As usual, instead of working on my shortcomings I just boost all my stats until even I can’t fail. And on some level, my BOTW play style is more than just wanting to stop and smell the roses… it’s me trying to get strong enough that I can take on foes even with my low attack skills. I want to be the best but I don’t want to try my hand at improving my combat skills. Instead, I’m an avoidant, petty fighter. I climb mountains and patiently drop bombs over and over again on large enemies and Bokoblin camps.
When they don’t come by the bombs I blow my whistle until they walk in the right direction.
Instead of going to the next objective, I travel all over finding more Korok’s because they’re adorable and the seeds can help me expand my inventory.
I visit every shrine I see in the distance, even though it’s miles off course, so I can boost my stamina and max hearts.
I have more food than I can cook at this point and have become an opal hoarder, convinced every item I pick up will help me later or can be sold to buy cute and practical clothing.
And I’m convinced all my problems will be solved if I just get enough horses that I can use all the names Ikki (from Legend of Korra) gave those baby flying bison:
But they also have to have a “look” that fits those names. So far I have two horses, Muffin and Malibu. Muffin is the first horse I got and I love it. Malibu is Blonde with a spotted butt. Its glorious blonde mane reminds me of the Anderson Paak album, Malibu, thus its name. All of this is to say I want an intense fleet of horses.
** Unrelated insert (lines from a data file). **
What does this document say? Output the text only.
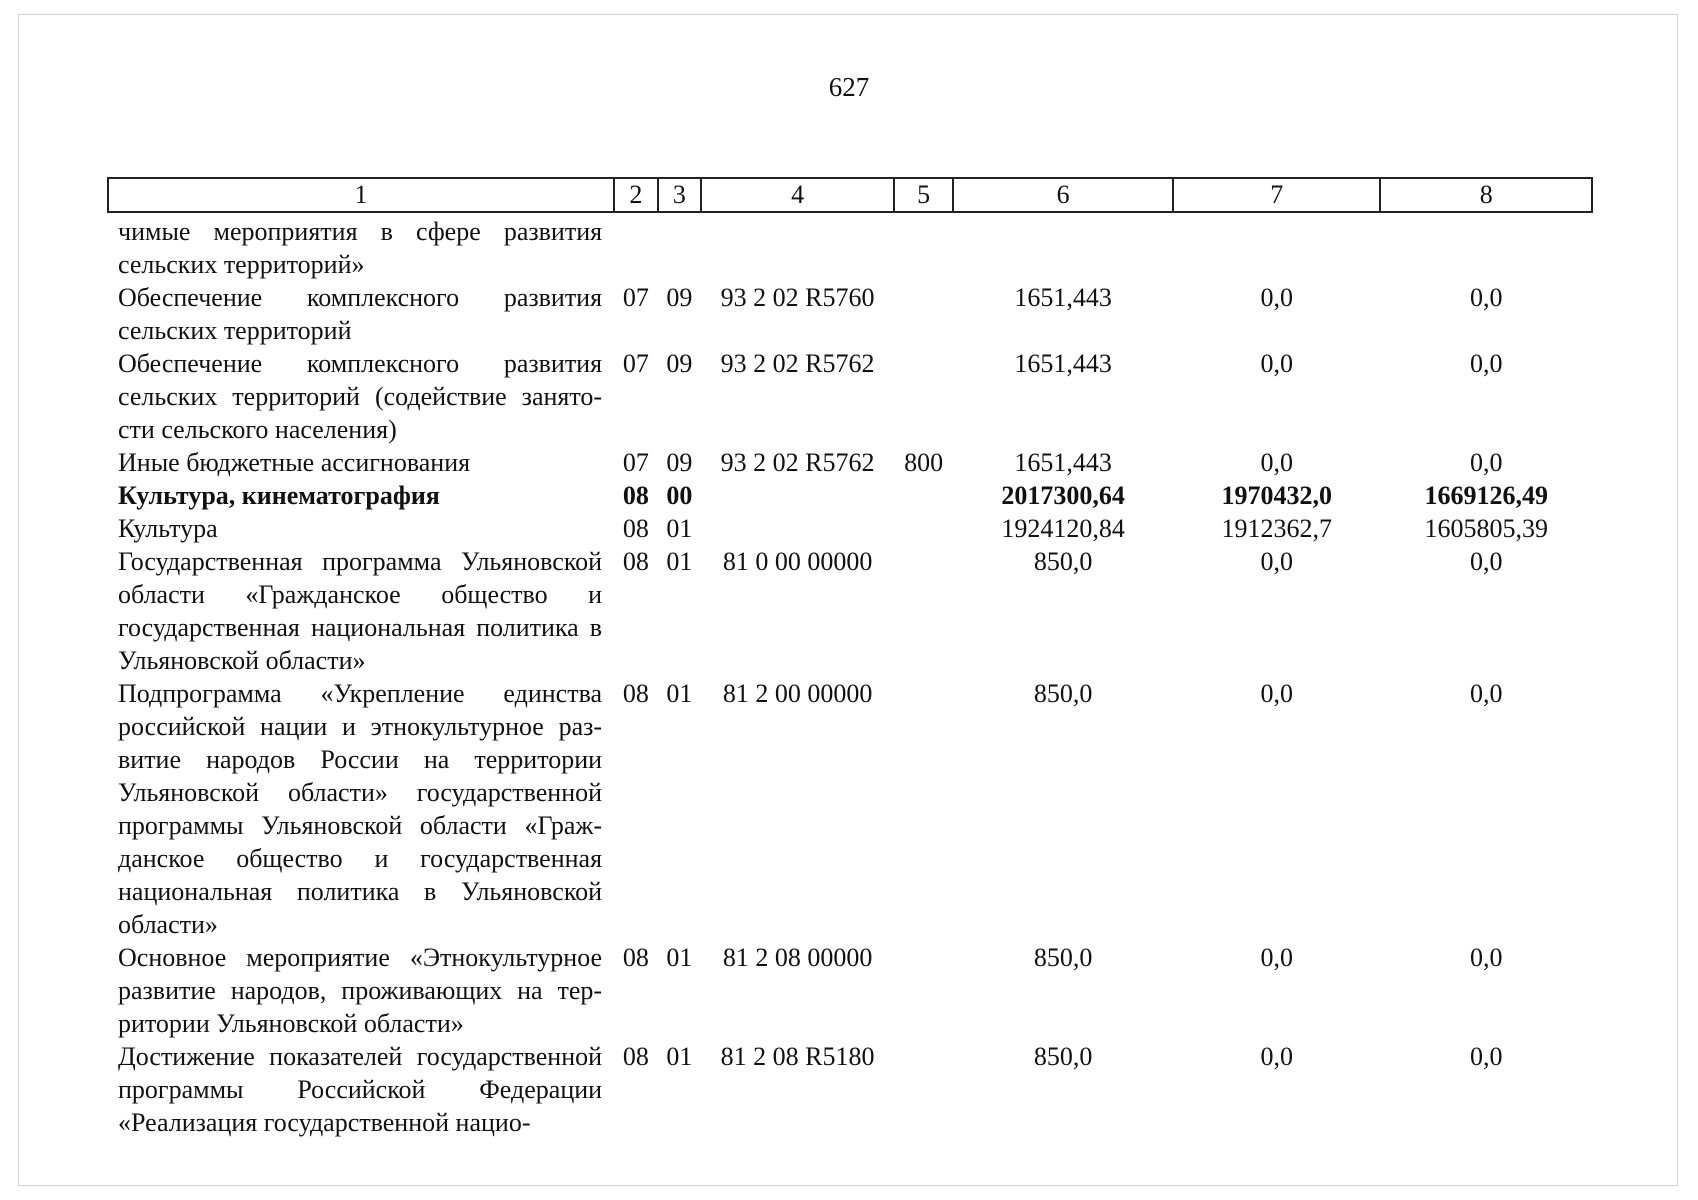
627
1	2	3	4	5	6	7	8
чимые мероприятия в сфере развития сельских территорий»							
Обеспечение комплексного развития сельских территорий	07	09	93 2 02 R5760		1651,443	0,0	0,0
Обеспечение комплексного развития сельских территорий (содействие занятости сельского населения)	07	09	93 2 02 R5762		1651,443	0,0	0,0
Иные бюджетные ассигнования	07	09	93 2 02 R5762	800	1651,443	0,0	0,0
Культура, кинематография	08	00			2017300,64	1970432,0	1669126,49
Культура	08	01			1924120,84	1912362,7	1605805,39
Государственная программа Ульяновской области «Гражданское общество и государственная национальная политика в Ульяновской области»	08	01	81 0 00 00000		850,0	0,0	0,0
Подпрограмма «Укрепление единства российской нации и этнокультурное развитие народов России на территории Ульяновской области» государственной программы Ульяновской области «Гражданское общество и государственная национальная политика в Ульяновской области»	08	01	81 2 00 00000		850,0	0,0	0,0
Основное мероприятие «Этнокультурное развитие народов, проживающих на территории Ульяновской области»	08	01	81 2 08 00000		850,0	0,0	0,0
Достижение показателей государственной программы Российской Федерации «Реализация государственной нацио-	08	01	81 2 08 R5180		850,0	0,0	0,0
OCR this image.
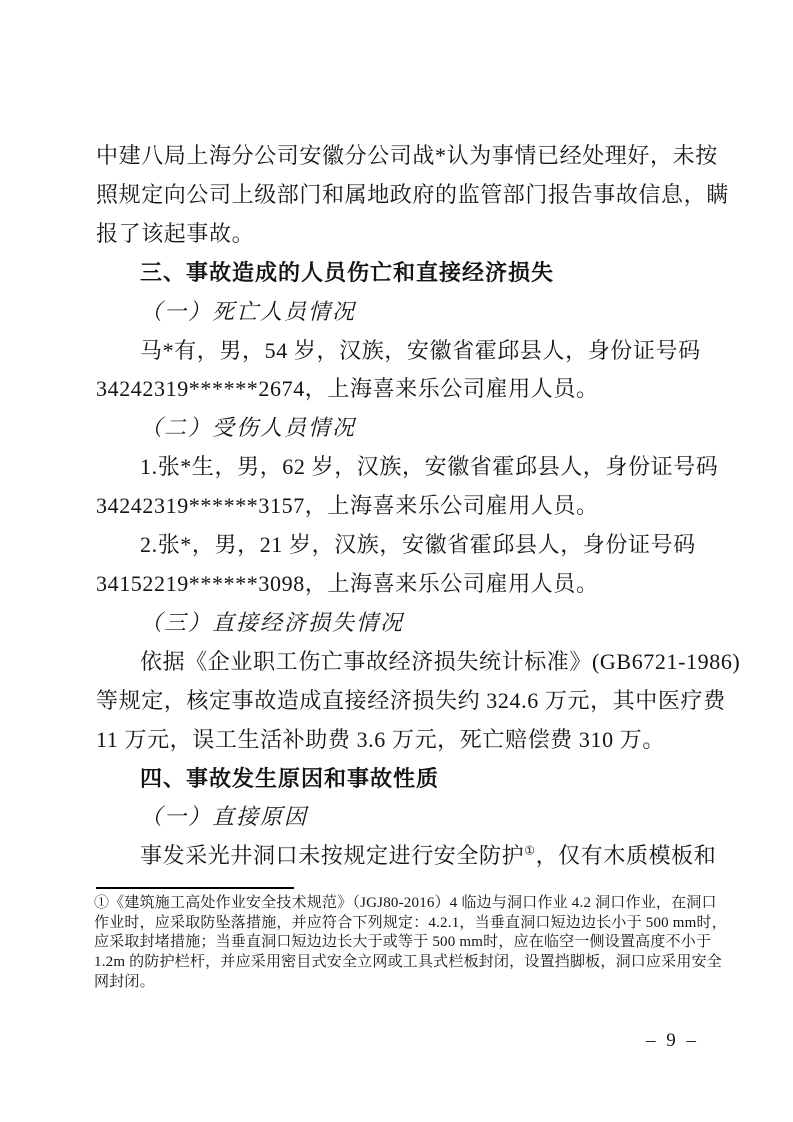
中建八局上海分公司安徽分公司战*认为事情已经处理好，未按
照规定向公司上级部门和属地政府的监管部门报告事故信息，瞒
报了该起事故。
三、事故造成的人员伤亡和直接经济损失
（一）死亡人员情况
马*有，男，54 岁，汉族，安徽省霍邱县人，身份证号码
34242319******2674，上海喜来乐公司雇用人员。
（二）受伤人员情况
1.张*生，男，62 岁，汉族，安徽省霍邱县人，身份证号码
34242319******3157，上海喜来乐公司雇用人员。
2.张*，男，21 岁，汉族，安徽省霍邱县人，身份证号码
34152219******3098，上海喜来乐公司雇用人员。
（三）直接经济损失情况
依据《企业职工伤亡事故经济损失统计标准》(GB6721-1986)
等规定，核定事故造成直接经济损失约 324.6 万元，其中医疗费
11 万元，误工生活补助费 3.6 万元，死亡赔偿费 310 万。
四、事故发生原因和事故性质
（一）直接原因
事发采光井洞口未按规定进行安全防护①，仅有木质模板和
①《建筑施工高处作业安全技术规范》（JGJ80-2016）4 临边与洞口作业 4.2 洞口作业，在洞口
作业时，应采取防坠落措施，并应符合下列规定：4.2.1，当垂直洞口短边边长小于 500 mm时，
应采取封堵措施；当垂直洞口短边边长大于或等于 500 mm时，应在临空一侧设置高度不小于
1.2m 的防护栏杆，并应采用密目式安全立网或工具式栏板封闭，设置挡脚板，洞口应采用安全
网封闭。
– 9 –
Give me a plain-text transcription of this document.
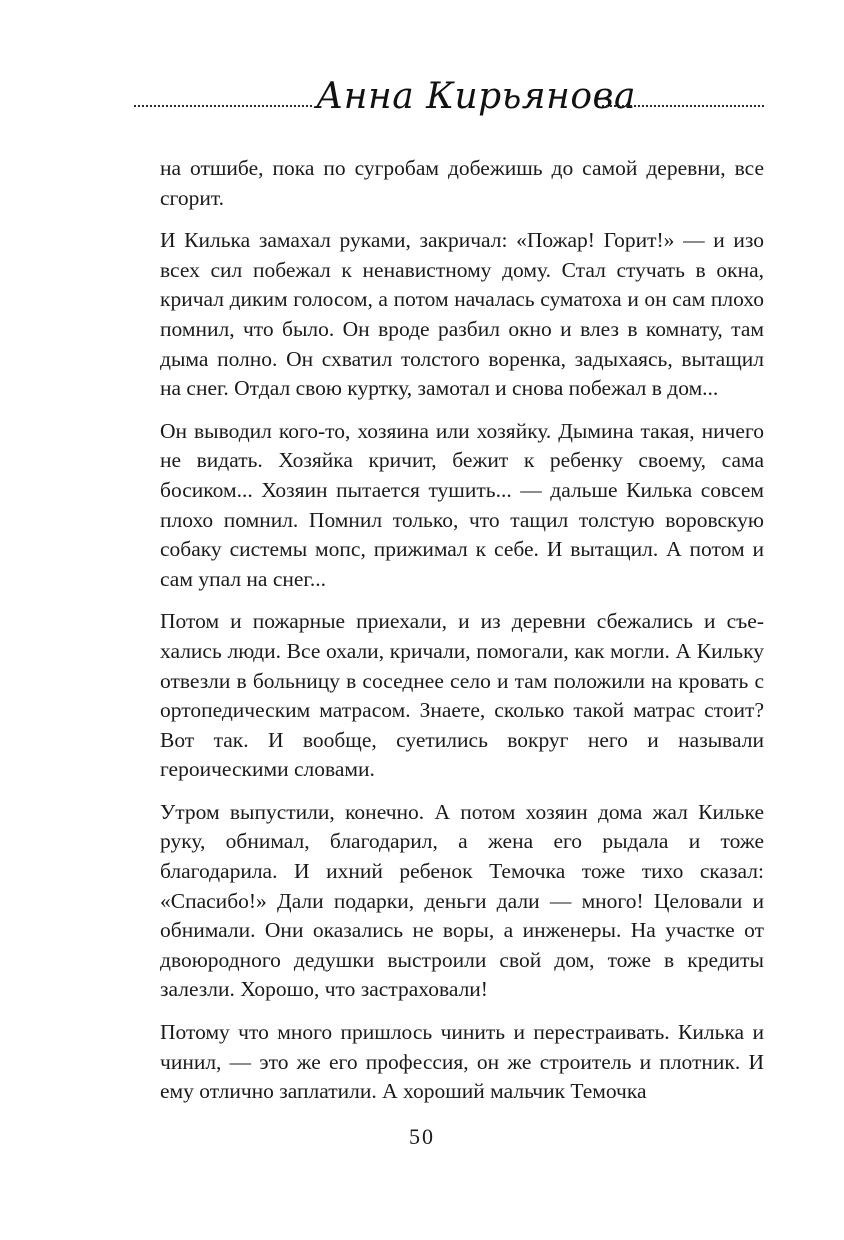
Анна Кирьянова

на отшибе, пока по сугробам добежишь до самой деревни, все сгорит.

И Килька замахал руками, закричал: «Пожар! Горит!» — и изо всех сил побежал к ненавистному дому. Стал стучать в окна, кричал диким голосом, а потом началась суматоха и он сам плохо помнил, что было. Он вроде разбил окно и влез в комнату, там дыма полно. Он схватил толстого воренка, задыхаясь, вытащил на снег. Отдал свою куртку, замотал и снова побежал в дом...

Он выводил кого-то, хозяина или хозяйку. Дымина такая, ничего не видать. Хозяйка кричит, бежит к ребенку своему, сама босиком... Хозяин пытается тушить... — дальше Килька совсем плохо помнил. Помнил только, что тащил толстую воровскую собаку системы мопс, прижимал к себе. И вытащил. А потом и сам упал на снег...

Потом и пожарные приехали, и из деревни сбежались и съехались люди. Все охали, кричали, помогали, как могли. А Кильку отвезли в больницу в соседнее село и там положили на кровать с ортопедическим матрасом. Знаете, сколько такой матрас стоит? Вот так. И вообще, суетились вокруг него и называли героическими словами.

Утром выпустили, конечно. А потом хозяин дома жал Кильке руку, обнимал, благодарил, а жена его рыдала и тоже благодарила. И ихний ребенок Темочка тоже тихо сказал: «Спасибо!» Дали подарки, деньги дали — много! Целовали и обнимали. Они оказались не воры, а инженеры. На участке от двоюродного дедушки выстроили свой дом, тоже в кредиты залезли. Хорошо, что застраховали!

Потому что много пришлось чинить и перестраивать. Килька и чинил, — это же его профессия, он же строитель и плотник. И ему отлично заплатили. А хороший мальчик Темочка

50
Overall my winding road, avoidant play style has been paying off. Minus the shrine that was named a Modest Feat of Strength, which wanted me to fight a fairly powerful ancient robot.
I suppose old habits die hard. When I was a kid I would never work on my weak points. For instance, I’d avoid, or have very sloppy, long jumps only to reach a boss that required constant long jumps. I worry the same will happen in Breath of the Wild — that, eventually, my cheap combat tactics will leave me ill-prepared.
I’m positive I’ve played double digit hours already and still haven’t even reached the first dungeon. I’ve been declaring by love for BOTW since the first time I picked up the Joy-con grip, yet I have little to say about the main game. At the end of the day, I’m a collector, not a fighter. So here I am, going over Hyrule with a fine-tooth comb, grabbing every firefly and lizard I can find. Destroying every camp I come across for the sake of whatever exists inside that chest.
When it comes to Breath of the Wild, I truly feel like I am Link: walking into a new world, one that everyone expects me to be familiar with… needing to engage with a history I have no memory of.